2 giugno 1921, tappa Chieti-Napoli. Sulla salita che da Pettorano porta al Piano delle Cinque Miglia per Costante Girardengo accadde una specie di Via Crucis con tre fermate causate da un malore indicibile; la terza fu fatale.
Un malore diffuso nel suo corpo lo aveva cominciato a pervaderlo già dopo Sulmona. Iniziò la salita dopo Pettorano e il malore diede segnali più vivi al punto che voleva ritirarsi, ma il suo direttore e quello del Giro lo incitarono a continuare. Quest’ultimo non voleva che il Giro perdesse d’interesse. Girardengo aveva già vinto le quattro tappe da Milano a Chieti e stava diventando una leggenda. La Gazzetta dello Sport ogni giorno sfornava migliaia di copie che andavano letteralmente a ruba e tutta l’Italia sportiva ne parlava.
Il Campione ebbe la seconda crisi sopra Rocca Pia. I due direttori lo incitarono nuovamente e gli dissero che ormai il Piano era vicino e dopo, tutto sarebbe stato più semplice, in discesa verso Napoli.

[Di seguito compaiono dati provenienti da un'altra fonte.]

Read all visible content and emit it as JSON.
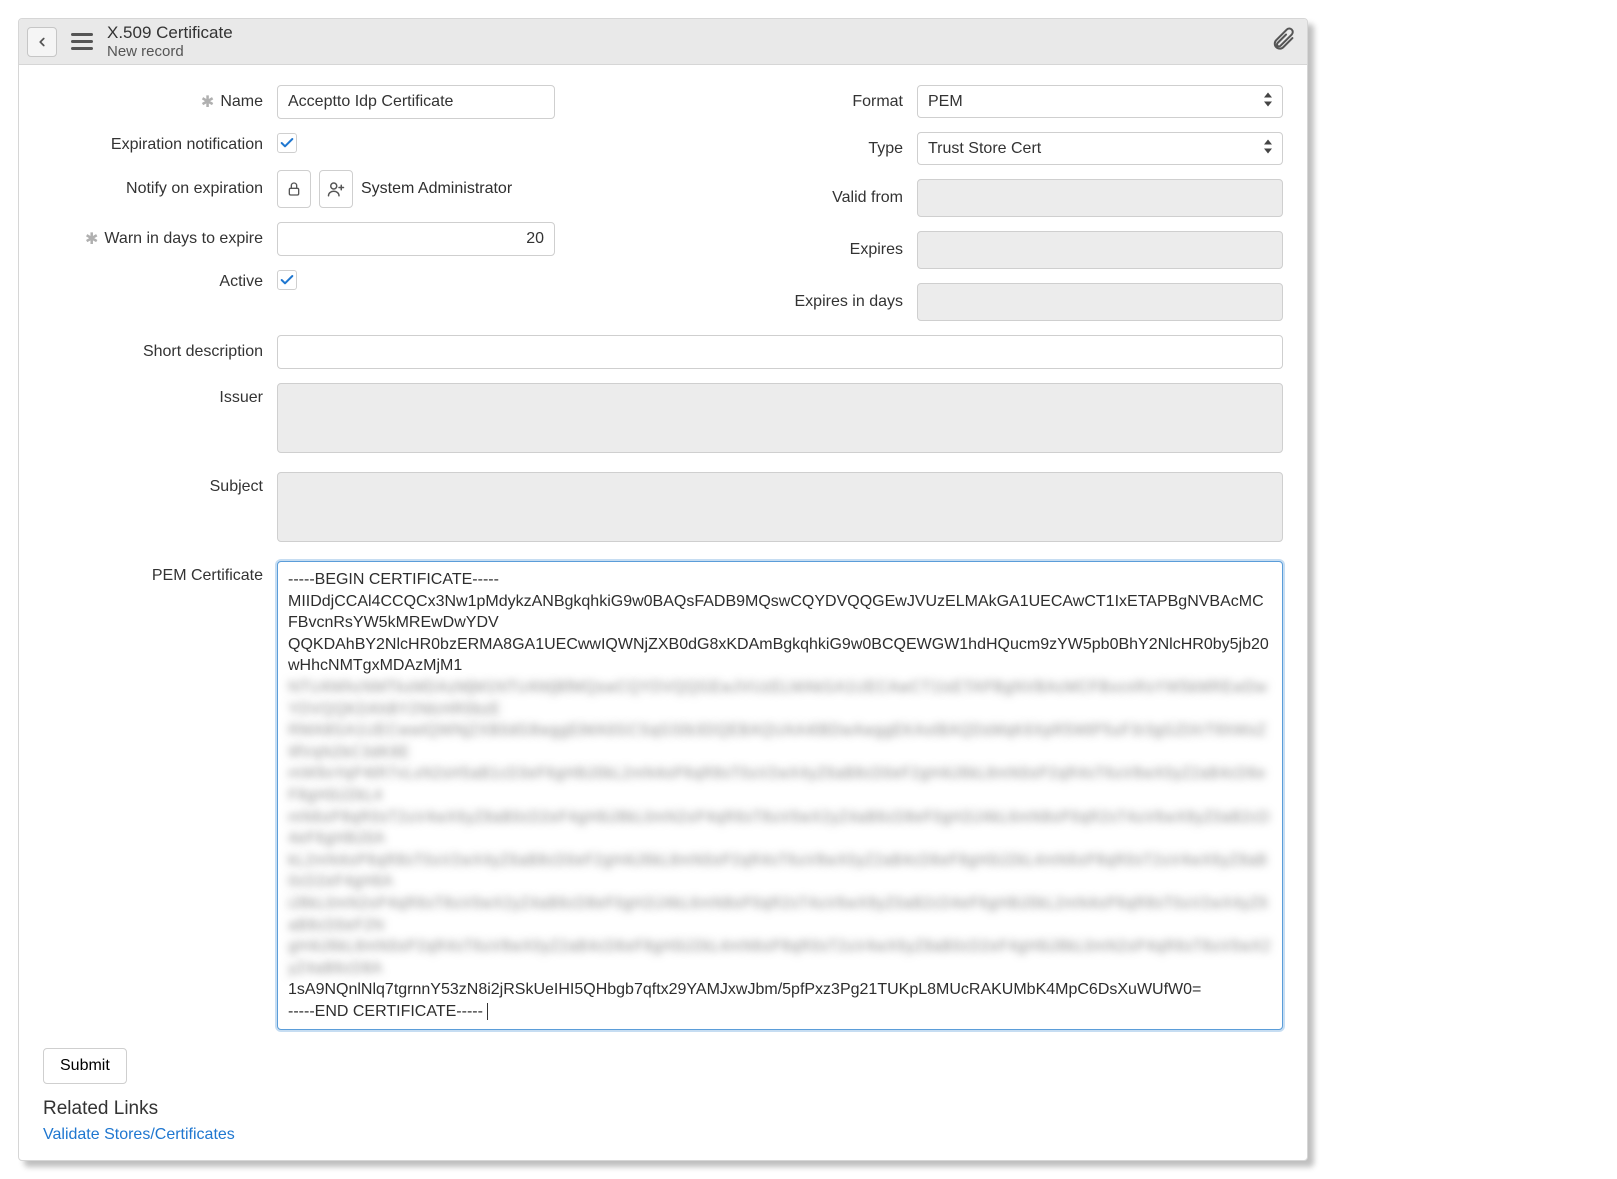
{
  "header": {
    "title": "X.509 Certificate",
    "subtitle": "New record"
  },
  "labels": {
    "name": "Name",
    "expiration_notification": "Expiration notification",
    "notify_on_expiration": "Notify on expiration",
    "warn_days": "Warn in days to expire",
    "active": "Active",
    "short_description": "Short description",
    "issuer": "Issuer",
    "subject": "Subject",
    "pem_certificate": "PEM Certificate",
    "format": "Format",
    "type": "Type",
    "valid_from": "Valid from",
    "expires": "Expires",
    "expires_in_days": "Expires in days"
  },
  "values": {
    "name": "Acceptto Idp Certificate",
    "expiration_notification": true,
    "notify_on_expiration": "System Administrator",
    "warn_days": "20",
    "active": true,
    "short_description": "",
    "issuer": "",
    "subject": "",
    "format": "PEM",
    "type": "Trust Store Cert",
    "valid_from": "",
    "expires": "",
    "expires_in_days": "",
    "pem_begin": "-----BEGIN CERTIFICATE-----",
    "pem_line1": "MIIDdjCCAl4CCQCx3Nw1pMdykzANBgkqhkiG9w0BAQsFADB9MQswCQYDVQQGEwJVUzELMAkGA1UECAwCT1IxETAPBgNVBAcMCFBvcnRsYW5kMREwDwYDV",
    "pem_line2": "QQKDAhBY2NlcHR0bzERMA8GA1UECwwIQWNjZXB0dG8xKDAmBgkqhkiG9w0BCQEWGW1hdHQucm9zYW5pb0BhY2NlcHR0by5jb20wHhcNMTgxMDAzMjM1",
    "pem_blur1": "NTU4WhcNMTkxMDAzMjM1NTU4WjBfMQswCQYDVQQGEwJVUzELMAkGA1UECAwCT1IxETAPBgNVBAcMCFBvcnRsYW5kMREwDwYDVQQKDAhBY2NlcHR0bzE",
    "pem_blur2": "RMA8GA1UECwwIQWNjZXB0dG8wggEiMA0GCSqGSIb3DQEBAQUAA4IBDwAwggEKAoIBAQDsMqK6XpR5WtP5uF3r3gGZtXrT6hWoZ9fVqN2bC3dK8E",
    "pem_blur3": "mW9oYqP4tR7vLxN2sH5aB1cD3eF6gH8iJ0kL2mN4oP6qR8sT0uV2wX4yZ6aB8cD0eF2gH4iJ6kL8mN0oP2qR4sT6uV8wX0yZ2aB4cD6eF8gH0iJ2kL4",
    "pem_blur4": "mN6oP8qR0sT2uV4wX6yZ8aB0cD2eF4gH6iJ8kL0mN2oP4qR6sT8uV0wX2yZ4aB6cD8eF0gH2iJ4kL6mN8oP0qR2sT4uV6wX8yZ0aB2cD4eF6gH8iJ0A",
    "pem_blur5": "kL2mN4oP6qR8sT0uV2wX4yZ6aB8cD0eF2gH4iJ6kL8mN0oP2qR4sT6uV8wX0yZ2aB4cD6eF8gH0iJ2kL4mN6oP8qR0sT2uV4wX6yZ8aB0cD2eF4gH6A",
    "pem_blur6": "iJ8kL0mN2oP4qR6sT8uV0wX2yZ4aB6cD8eF0gH2iJ4kL6mN8oP0qR2sT4uV6wX8yZ0aB2cD4eF6gH8iJ0kL2mN4oP6qR8sT0uV2wX4yZ6aB8cD0eF2N",
    "pem_blur7": "gH4iJ6kL8mN0oP2qR4sT6uV8wX0yZ2aB4cD6eF8gH0iJ2kL4mN6oP8qR0sT2uV4wX6yZ8aB0cD2eF4gH6iJ8kL0mN2oP4qR6sT8uV0wX2yZ4aB6cD8A",
    "pem_line3": "1sA9NQnlNlq7tgrnnY53zN8i2jRSkUeIHI5QHbgb7qftx29YAMJxwJbm/5pfPxz3Pg21TUKpL8MUcRAKUMbK4MpC6DsXuWUfW0=",
    "pem_end": "-----END CERTIFICATE-----"
  },
  "actions": {
    "submit": "Submit"
  },
  "related": {
    "heading": "Related Links",
    "validate": "Validate Stores/Certificates"
  }
}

Girardengo perse il contatto con i primi corridori; percorse meno di un chilometro e attraverso gli occhi della sofferenza il grande Piano gli apparve in tutta la sua immensità. Forse fu proprio quella visione con l’interminabile strada, mista al malore sempre più aggressivo a costringerlo, dopo qualche centinaio di metri, forse un po’ più avanti, quando la strada volge verso una dolce discesa, a scendere dalla bici. Raccolse un bastone notato lì da presso e a tracciò una croce sullo sterrato pronunciando quella frase che resterà scolpita nella storia del ciclismo: “Girardengo si ferma qui!” Incrociò le braccia sul petto, quasi a confermare la sua Via Crucis.
Ma il Giro non si ferma, non si fermò e raggiunse la Roccaraso festante e ignara della crisi del Campione e del suo ritiro. Anche lui passò rannicchiato sul sedile di un’automobile e il torpedone iniziò la discesa verso l’altro mare, quello Partenopeo.
Oggi, chi passa con l’automobile per Rocca Pia può fermarsi e chiedere del monumento che qualche anno fa un gruppo di amici, condotti da Alessandro Lucci di Sulmona, realizzarono proprio sopra il paese e sotto un grande cavalcavia della nuova strada. C’ero anch’io, perché con questo mio racconto, raccolto da Alessandro, ne fui l’ispiratore.